Palestinian Jews

Palestinian Jews
יְהוּדִים פָלַסְטִינִים
اليهود الفلسطينيين
Painting of Palestinian rabbi Raphael Hayyim Isaac Carregal by American artist Samuel King, 1782
Regions with significant populations
Palestine (Land of Israel)
Languages
Religion
Judaism
Related ethnic groups
Samaritans and Israeli Jews

Palestinian Jews or Jewish Palestinians (Hebrew: יְהוּדִים פָלַסְטִינִים; Arabic: اليهود الفلسطينيين) were the Jews who inhabited Palestine (alternatively the Land of Israel) prior to the Declaration of the Establishment of the State of Israel on 14 May 1948.

Beginning in the 19th century,[1] the collective Jewish communities of Ottoman Syria and then of Mandatory Palestine were commonly referred to as the Yishuv (ישוב, lit.'settlement').
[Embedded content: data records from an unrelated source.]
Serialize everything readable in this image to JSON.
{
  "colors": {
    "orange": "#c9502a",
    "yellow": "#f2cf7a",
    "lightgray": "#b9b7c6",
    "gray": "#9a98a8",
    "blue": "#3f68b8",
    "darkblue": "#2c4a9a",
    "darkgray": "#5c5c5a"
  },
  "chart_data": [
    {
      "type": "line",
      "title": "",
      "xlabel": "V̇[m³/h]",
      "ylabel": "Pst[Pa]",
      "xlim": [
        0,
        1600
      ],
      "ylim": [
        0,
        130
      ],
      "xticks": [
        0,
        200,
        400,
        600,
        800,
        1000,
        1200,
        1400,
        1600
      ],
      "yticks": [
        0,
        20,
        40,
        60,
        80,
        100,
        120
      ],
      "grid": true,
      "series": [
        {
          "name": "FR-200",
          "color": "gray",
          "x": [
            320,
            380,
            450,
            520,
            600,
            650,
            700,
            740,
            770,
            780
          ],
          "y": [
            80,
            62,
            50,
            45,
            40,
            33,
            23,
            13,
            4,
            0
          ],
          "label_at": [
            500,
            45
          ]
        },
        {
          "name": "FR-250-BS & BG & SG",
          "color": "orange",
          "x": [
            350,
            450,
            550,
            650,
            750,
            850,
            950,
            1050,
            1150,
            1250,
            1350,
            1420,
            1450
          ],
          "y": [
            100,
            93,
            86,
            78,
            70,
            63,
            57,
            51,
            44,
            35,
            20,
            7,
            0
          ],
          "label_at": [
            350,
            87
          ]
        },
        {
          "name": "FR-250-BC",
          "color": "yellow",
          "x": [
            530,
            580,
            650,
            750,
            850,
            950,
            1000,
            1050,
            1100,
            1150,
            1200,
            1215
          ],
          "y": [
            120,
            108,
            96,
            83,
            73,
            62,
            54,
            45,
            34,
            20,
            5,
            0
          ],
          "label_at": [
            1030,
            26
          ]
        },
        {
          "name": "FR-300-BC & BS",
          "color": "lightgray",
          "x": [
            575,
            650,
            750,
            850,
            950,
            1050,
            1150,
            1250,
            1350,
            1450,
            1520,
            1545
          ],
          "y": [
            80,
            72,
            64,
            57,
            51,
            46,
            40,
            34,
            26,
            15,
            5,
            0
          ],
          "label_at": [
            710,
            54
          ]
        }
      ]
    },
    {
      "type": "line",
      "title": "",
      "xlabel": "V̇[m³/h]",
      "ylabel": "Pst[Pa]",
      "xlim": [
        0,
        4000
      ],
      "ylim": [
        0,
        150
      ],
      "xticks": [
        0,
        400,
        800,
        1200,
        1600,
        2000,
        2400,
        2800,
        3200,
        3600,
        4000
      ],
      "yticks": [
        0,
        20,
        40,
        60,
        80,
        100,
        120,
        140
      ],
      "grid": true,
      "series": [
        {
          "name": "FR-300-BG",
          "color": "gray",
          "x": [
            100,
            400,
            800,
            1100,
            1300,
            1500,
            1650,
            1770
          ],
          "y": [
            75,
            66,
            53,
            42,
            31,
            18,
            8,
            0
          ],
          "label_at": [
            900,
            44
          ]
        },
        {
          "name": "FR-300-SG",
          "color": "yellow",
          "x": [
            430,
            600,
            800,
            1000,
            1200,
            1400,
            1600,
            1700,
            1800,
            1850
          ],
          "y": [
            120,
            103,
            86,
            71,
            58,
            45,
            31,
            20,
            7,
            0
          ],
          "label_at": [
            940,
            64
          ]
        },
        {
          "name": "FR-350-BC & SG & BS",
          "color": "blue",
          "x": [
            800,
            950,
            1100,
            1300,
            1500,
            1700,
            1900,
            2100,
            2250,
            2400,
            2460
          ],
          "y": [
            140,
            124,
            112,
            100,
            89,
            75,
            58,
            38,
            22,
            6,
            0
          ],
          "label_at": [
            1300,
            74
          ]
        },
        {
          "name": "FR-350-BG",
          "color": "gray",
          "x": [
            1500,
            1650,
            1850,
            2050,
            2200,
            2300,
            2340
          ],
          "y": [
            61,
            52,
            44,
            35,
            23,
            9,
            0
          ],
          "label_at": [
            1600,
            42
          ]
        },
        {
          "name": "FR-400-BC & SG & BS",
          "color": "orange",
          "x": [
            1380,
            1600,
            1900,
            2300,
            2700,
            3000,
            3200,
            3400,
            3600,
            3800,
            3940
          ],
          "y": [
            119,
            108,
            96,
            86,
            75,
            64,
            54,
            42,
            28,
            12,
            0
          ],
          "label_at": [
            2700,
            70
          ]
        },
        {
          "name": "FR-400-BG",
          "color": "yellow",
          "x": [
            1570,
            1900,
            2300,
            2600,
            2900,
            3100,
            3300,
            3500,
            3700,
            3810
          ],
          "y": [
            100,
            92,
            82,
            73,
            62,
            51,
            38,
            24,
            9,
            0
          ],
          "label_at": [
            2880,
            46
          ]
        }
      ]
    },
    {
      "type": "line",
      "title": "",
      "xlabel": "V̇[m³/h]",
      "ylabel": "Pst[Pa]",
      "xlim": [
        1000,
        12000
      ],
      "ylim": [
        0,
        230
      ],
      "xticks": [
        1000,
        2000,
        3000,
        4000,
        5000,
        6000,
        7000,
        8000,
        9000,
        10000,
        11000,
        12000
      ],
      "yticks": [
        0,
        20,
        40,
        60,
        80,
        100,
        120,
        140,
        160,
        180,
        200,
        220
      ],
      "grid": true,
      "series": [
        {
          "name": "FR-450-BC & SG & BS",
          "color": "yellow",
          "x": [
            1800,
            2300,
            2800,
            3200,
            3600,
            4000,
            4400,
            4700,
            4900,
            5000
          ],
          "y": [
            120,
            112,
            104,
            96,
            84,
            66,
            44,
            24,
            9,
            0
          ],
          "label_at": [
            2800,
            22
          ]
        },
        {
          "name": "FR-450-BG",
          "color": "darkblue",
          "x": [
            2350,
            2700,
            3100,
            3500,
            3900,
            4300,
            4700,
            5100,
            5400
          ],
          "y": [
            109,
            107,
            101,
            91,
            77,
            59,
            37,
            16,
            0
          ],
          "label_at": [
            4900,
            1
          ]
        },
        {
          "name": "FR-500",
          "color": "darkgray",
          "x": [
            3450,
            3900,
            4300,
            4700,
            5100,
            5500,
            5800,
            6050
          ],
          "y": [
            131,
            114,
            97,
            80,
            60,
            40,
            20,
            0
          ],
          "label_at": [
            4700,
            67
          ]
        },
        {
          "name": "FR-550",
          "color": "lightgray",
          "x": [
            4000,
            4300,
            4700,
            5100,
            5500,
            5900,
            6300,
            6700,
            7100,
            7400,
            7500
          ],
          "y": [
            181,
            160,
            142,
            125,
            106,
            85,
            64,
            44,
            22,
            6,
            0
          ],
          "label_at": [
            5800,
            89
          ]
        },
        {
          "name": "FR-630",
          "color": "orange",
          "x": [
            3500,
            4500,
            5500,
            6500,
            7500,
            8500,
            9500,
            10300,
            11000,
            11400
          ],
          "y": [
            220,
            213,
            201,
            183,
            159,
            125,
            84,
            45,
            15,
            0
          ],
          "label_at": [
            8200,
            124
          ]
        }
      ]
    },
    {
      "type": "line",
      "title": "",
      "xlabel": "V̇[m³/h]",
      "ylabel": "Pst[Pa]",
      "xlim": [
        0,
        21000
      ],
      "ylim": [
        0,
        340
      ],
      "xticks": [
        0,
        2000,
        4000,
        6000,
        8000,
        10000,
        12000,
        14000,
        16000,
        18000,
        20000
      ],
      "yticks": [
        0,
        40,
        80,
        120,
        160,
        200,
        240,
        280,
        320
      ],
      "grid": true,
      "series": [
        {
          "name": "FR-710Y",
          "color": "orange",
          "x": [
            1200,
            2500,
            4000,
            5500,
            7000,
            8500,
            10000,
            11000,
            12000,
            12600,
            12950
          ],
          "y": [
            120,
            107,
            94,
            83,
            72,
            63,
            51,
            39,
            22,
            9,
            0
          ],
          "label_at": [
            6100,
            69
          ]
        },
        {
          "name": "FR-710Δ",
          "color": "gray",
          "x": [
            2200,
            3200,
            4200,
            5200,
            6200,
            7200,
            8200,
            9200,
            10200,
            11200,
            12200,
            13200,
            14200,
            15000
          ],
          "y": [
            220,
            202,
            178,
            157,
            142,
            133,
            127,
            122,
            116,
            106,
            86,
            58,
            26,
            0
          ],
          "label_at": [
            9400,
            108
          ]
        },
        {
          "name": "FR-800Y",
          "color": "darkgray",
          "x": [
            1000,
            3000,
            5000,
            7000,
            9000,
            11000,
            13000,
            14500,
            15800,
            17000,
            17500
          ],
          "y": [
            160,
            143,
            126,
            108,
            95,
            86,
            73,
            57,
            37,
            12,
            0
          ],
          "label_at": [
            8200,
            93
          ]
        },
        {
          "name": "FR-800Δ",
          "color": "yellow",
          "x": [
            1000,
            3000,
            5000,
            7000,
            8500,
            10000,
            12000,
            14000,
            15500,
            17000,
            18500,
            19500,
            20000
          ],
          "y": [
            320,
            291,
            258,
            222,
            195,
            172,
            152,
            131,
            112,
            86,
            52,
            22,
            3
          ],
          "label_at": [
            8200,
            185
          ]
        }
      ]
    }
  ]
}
A distinction is drawn between the New Yishuv and the Old Yishuv: the New Yishuv was largely composed of and descended from Jews who had immigrated to the Levant during the First Aliyah (1881–1903); while the Old Yishuv comprised the Palestinian Jewish community that had already existed in the region before the consolidation of Zionism and the First Aliyah.

In addition to applying to Jews who lived in Palestine during the British Mandate, the term "Palestinian Jew" has been applied to the Jewish residents of Southern Syria under the Ottoman Empire. There are also historical scholarly instances in which the Jewish populations of Palaestina Prima and Palaestina Secunda in the Byzantine Empire are referred to as Palestinian Jews.[2]

Following the dissolution of the British Mandate in 1948, the entire Palestinian Jewish populace was absorbed by Israeli citizenship law. Since then, the term "Palestinian Jew" has largely fallen into disuse, though some Israeli Jews may refer to themselves as Palestinians in historical or political contexts.

  1. ^ "Yishuv". Oxford English Dictionary Online. Oxford University Press. Archived from the original on 21 September 2012. Retrieved 14 December 2015.
  2. ^ Masalha, Nur (2016). "The Concept of Palestine: The Conception Of Palestine from the Late Bronze Age to the Modern Period". Journal of Holy Land and Palestine Studies. 15 (2): 175, 188. doi:10.3366/hlps.2016.0140. ISSN 2054-1988.